Whilst some folks do find that engaging sexually improves their mental health issues, many don’t. In fact, some of the medications used to treat anxiety and depression greatly impact our sexual functioning. Chat to your GP and tell them if that is the case. They might be able to give you one that alleviates the negative impacts.

3.     The contraceptive pill 

Some people who use the contraceptive pill do find that they don’t feel like sex as much as they used to (although many do, particularly those who are now able to relax and enjoy sexual activity and stop worrying they might have an unintended pregnancy).

There are many contraceptive pills available as well as other contraceptive options.
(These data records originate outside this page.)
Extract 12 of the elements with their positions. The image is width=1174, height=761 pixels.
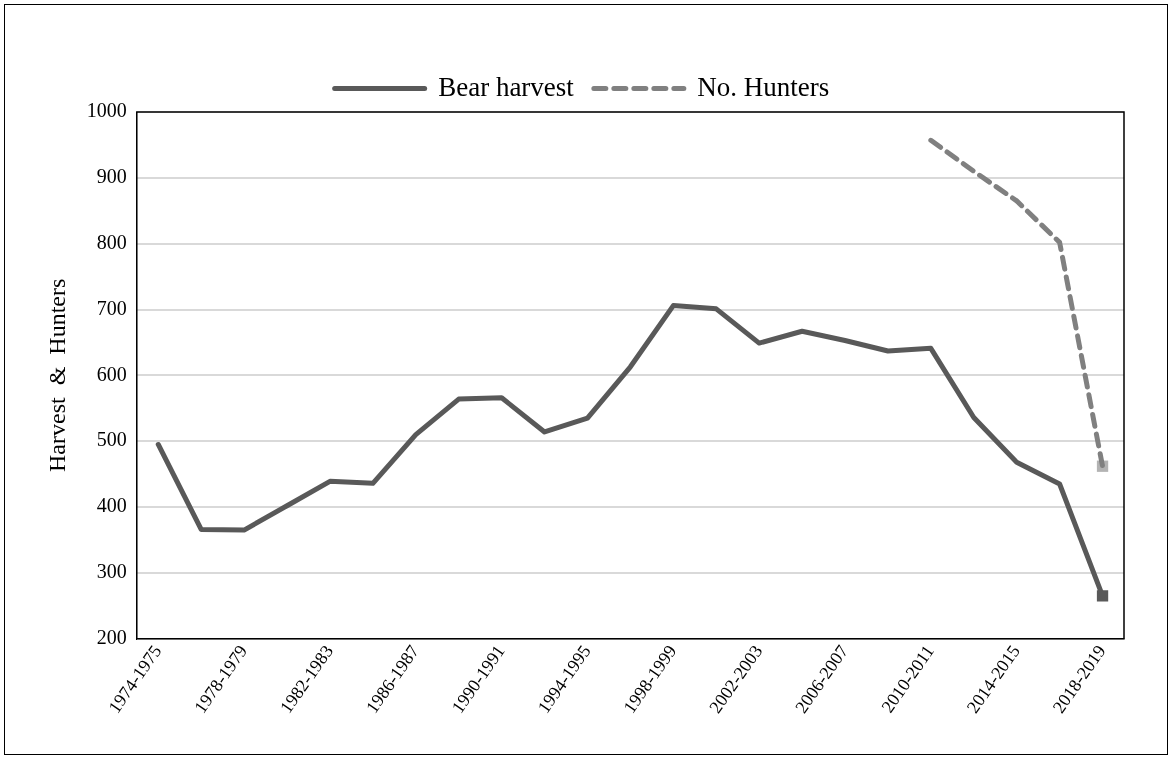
y-tick-label: 200 (96, 625, 127, 648)
y-tick-label: 700 (96, 296, 127, 319)
legend-label: Bear harvest (438, 71, 575, 102)
y-tick-label: 900 (96, 165, 127, 188)
y-tick-label: 500 (96, 428, 127, 451)
legend-label: No. Hunters (697, 71, 830, 102)
y-tick-label: 1000 (86, 99, 127, 122)
y-axis-title: Harvest & Hunters (43, 278, 70, 473)
y-tick-label: 800 (96, 230, 127, 253)
y-tick-label: 300 (96, 560, 127, 583)
y-tick-label: 600 (96, 362, 127, 385)
y-tick-label: 400 (96, 494, 127, 517)
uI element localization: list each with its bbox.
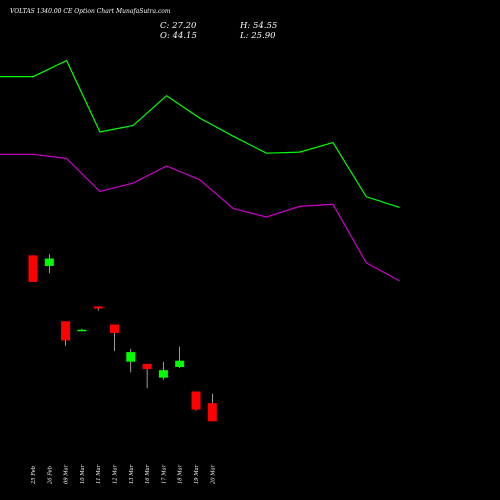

You might want to chat to your GP about a new pill or re think your choices. Fertility awareness might work better for you (no hormones).

4.     Relationship issues

If you’re having other issues in your relationship this can negatively impact your desire or willingness to engage sexually with your partner. Perhaps you need to work on your communication?

You might consider attending relationship counselling to work through these issues so that you’re feeling more positive about the relationship and partner that then flows on to your feelings about sexual activity.

5.      Boredom

This is something we don’t often talk about. It can be hard to admit to the person we love that we are bored in the bedroom. It might feel like a tough conversation, one that seems overwhelming fact. Feeling this way makes sense though.

Desire is fuelled by the “unknowing” of someone, the thrill and excitement of the new adventure that can wane when we are past that new relationship period and settled into the more familiar pattern of a more stable, long term relationship.

If you are interested in exploring what might be getting in the way of you being more interested in sex, speaking to a Clinical Sexologist or psychologist might be helpful.